Investors, markets and companies have been waiting for this day for four years now. Finally, the economy recovered to the 2008 level and Dow Jones’ recent boost is proof enough. Today, Dow Jones beat the 13,000 mark for the first time in the last years.
Wall Street and federal authorities tried hard to patch the economy to boost at least to the performance it had before the 2008 financial crash. After four years of high unemployment, frozen housing sector and increasing national deficit as well as the overall market volatility, there’s finally some solid confidence things are headed towards a better end.

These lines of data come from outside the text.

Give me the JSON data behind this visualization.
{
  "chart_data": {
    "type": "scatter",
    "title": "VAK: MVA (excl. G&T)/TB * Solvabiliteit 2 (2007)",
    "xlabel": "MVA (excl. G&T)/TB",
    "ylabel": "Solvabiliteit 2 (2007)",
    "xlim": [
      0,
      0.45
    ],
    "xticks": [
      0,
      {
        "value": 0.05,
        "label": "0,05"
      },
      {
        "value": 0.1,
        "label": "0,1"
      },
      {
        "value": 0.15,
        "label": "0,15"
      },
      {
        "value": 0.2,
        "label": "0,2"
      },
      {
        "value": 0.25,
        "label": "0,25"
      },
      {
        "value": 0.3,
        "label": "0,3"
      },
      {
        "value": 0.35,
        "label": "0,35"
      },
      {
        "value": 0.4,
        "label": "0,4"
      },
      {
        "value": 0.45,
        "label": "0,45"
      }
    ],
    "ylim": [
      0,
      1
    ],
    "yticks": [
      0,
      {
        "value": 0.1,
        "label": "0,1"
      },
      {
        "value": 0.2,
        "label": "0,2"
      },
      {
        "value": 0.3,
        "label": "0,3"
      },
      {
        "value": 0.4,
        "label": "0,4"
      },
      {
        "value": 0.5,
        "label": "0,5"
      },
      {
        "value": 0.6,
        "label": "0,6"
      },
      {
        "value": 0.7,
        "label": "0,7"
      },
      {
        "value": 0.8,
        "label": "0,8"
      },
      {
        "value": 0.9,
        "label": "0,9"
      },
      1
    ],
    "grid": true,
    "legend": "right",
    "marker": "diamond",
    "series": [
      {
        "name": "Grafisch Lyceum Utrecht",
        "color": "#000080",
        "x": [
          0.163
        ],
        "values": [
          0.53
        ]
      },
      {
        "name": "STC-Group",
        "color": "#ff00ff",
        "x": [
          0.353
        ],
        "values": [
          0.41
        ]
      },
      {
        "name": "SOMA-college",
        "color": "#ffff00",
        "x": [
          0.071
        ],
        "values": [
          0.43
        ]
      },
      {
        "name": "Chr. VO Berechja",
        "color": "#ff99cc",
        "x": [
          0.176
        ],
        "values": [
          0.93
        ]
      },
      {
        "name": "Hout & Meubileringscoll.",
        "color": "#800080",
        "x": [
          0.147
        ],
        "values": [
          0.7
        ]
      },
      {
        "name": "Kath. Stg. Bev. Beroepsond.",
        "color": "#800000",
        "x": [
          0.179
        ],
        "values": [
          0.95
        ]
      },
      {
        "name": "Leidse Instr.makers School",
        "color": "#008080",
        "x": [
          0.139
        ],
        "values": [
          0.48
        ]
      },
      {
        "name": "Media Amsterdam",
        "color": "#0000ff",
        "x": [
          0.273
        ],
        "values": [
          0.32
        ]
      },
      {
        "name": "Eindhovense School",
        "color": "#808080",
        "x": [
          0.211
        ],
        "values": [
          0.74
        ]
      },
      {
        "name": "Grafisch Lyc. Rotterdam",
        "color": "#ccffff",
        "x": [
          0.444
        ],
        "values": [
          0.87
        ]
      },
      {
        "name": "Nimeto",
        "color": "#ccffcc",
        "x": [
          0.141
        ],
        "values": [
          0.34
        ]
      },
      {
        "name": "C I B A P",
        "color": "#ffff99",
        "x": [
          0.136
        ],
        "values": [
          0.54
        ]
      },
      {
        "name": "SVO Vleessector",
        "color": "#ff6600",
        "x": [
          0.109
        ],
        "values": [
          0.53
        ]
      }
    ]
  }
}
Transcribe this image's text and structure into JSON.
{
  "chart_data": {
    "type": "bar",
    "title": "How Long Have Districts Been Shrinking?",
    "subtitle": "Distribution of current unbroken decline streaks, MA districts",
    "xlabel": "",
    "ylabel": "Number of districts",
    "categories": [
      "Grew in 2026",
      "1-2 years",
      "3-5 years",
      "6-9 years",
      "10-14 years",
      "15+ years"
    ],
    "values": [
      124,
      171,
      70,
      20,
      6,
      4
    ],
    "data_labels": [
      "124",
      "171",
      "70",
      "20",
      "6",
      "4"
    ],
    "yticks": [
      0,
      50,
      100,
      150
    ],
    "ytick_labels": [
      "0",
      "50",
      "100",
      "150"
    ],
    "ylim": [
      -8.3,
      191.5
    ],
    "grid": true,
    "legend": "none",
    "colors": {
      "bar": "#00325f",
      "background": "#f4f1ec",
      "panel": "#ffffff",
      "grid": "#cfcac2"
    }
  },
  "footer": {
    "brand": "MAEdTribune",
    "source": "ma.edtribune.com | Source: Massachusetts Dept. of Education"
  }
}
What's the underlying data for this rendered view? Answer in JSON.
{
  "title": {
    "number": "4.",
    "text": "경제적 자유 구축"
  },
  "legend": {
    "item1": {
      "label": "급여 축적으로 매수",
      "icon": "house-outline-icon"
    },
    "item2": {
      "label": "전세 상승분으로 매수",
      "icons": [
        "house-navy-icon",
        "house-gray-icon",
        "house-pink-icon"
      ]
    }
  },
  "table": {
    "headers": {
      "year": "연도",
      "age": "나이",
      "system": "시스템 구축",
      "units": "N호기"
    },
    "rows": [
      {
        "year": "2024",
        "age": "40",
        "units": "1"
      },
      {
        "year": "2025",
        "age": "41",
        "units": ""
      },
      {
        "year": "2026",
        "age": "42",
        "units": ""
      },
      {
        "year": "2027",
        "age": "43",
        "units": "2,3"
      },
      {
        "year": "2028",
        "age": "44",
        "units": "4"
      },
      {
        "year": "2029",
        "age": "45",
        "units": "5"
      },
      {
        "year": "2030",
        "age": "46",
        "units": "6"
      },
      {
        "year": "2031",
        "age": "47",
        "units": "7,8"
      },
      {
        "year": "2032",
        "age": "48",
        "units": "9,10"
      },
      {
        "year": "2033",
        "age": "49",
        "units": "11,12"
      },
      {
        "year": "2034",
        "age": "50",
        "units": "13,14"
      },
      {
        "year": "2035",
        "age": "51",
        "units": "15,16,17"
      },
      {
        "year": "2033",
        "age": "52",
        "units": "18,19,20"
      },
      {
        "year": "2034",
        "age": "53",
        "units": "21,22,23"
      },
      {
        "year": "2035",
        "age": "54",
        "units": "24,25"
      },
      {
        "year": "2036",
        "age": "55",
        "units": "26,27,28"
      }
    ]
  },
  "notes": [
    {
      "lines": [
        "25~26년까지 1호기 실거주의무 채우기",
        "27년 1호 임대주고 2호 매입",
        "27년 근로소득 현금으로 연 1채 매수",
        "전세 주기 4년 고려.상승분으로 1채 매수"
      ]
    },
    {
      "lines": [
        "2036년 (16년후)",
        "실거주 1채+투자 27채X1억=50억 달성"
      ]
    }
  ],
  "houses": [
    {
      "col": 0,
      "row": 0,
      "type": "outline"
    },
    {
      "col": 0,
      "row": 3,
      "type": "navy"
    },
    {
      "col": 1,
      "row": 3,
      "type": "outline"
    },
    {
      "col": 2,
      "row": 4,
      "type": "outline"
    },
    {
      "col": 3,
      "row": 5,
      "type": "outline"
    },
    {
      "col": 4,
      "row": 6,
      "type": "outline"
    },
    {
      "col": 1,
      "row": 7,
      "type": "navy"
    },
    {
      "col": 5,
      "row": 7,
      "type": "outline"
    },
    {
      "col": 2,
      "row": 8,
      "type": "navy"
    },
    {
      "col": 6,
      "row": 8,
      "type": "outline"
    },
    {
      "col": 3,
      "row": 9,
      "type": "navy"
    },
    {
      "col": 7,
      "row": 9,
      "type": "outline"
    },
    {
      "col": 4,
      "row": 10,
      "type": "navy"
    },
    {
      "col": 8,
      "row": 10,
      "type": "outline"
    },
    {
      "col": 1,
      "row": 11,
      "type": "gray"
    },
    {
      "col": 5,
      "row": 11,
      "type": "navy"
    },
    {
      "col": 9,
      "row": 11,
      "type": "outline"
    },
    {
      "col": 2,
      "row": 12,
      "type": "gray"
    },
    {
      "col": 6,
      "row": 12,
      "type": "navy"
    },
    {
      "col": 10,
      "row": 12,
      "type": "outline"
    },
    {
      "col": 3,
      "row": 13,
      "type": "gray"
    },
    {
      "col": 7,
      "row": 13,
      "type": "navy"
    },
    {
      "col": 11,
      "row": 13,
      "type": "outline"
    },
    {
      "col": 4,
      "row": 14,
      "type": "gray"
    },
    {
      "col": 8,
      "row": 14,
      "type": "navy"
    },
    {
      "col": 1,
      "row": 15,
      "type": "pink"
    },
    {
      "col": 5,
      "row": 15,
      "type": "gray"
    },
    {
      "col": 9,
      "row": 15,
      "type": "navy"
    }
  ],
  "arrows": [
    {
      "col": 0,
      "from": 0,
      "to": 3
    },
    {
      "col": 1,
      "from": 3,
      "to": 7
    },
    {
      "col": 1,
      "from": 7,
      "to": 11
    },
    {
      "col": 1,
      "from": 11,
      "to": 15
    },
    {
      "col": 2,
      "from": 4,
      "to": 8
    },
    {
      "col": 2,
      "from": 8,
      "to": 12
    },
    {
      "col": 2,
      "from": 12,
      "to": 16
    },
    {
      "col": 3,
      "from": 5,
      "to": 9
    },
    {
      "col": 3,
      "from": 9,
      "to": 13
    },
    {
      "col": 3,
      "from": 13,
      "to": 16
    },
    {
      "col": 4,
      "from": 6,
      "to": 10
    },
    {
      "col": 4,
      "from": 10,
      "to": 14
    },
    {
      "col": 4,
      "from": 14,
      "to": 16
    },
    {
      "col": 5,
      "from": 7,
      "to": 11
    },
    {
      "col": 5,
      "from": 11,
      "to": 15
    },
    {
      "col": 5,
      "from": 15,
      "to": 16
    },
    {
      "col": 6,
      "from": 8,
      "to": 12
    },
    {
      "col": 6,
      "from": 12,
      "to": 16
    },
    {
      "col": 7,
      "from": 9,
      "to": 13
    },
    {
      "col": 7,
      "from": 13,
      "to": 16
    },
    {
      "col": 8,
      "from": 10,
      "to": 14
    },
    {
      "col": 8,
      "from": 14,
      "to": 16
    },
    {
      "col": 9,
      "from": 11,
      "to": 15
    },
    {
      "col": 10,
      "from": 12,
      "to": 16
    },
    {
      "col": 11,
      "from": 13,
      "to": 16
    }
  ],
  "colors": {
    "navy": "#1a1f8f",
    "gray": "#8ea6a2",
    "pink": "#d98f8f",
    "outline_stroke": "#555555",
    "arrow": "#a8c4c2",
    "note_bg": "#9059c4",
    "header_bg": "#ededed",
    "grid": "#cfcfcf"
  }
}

The Associated Press reports that the Dow Jones industrial average managed to cross the 13,000 mark this Tuesday, marking the first time that happened since May 2008. Pushed by the Greek bailout deal and strong earnings reported by companies, Dow Jones crossed the 13,000 mark in the first two hours of the trading day.
The agreement on the Greek bailout brought some financial stability in international markets, as European Union and the International Monetary Fund announced they will give Greece a $172 billion loan. Investors also pardoned Greece of another hundred billion dollars, which obviously reduced the concern of the ever increasing debt.
Coupled with strong earnings reported by companies such as Home Depot and Dollar Thrifty, Tuesday was a good day for Dow Jones and the U.S. market.
Four years ago, on May 19 Dow Jones closed above 13,000 for the last time. One year later, on March 9, the Dow fell to 6,547, as the financial meltdown took its toll with Lehman Brothers’ bankruptcy bringing down the economy and Wall Street.
John Manley, chief equity strategist for Wells Fargo’s funds group, told Washington Post: “You need notches along the way to measure things, and that’s as good as any. Is 50 older than 49 and a half? Yes, by six months. Do those six months really make a difference?”
For Dan McMahon, director of equity trading at Raymond James, Dow Jones’ crossing of the 13,000 marker is a “positive catalyst, and that’s what we need to get us through the next range”.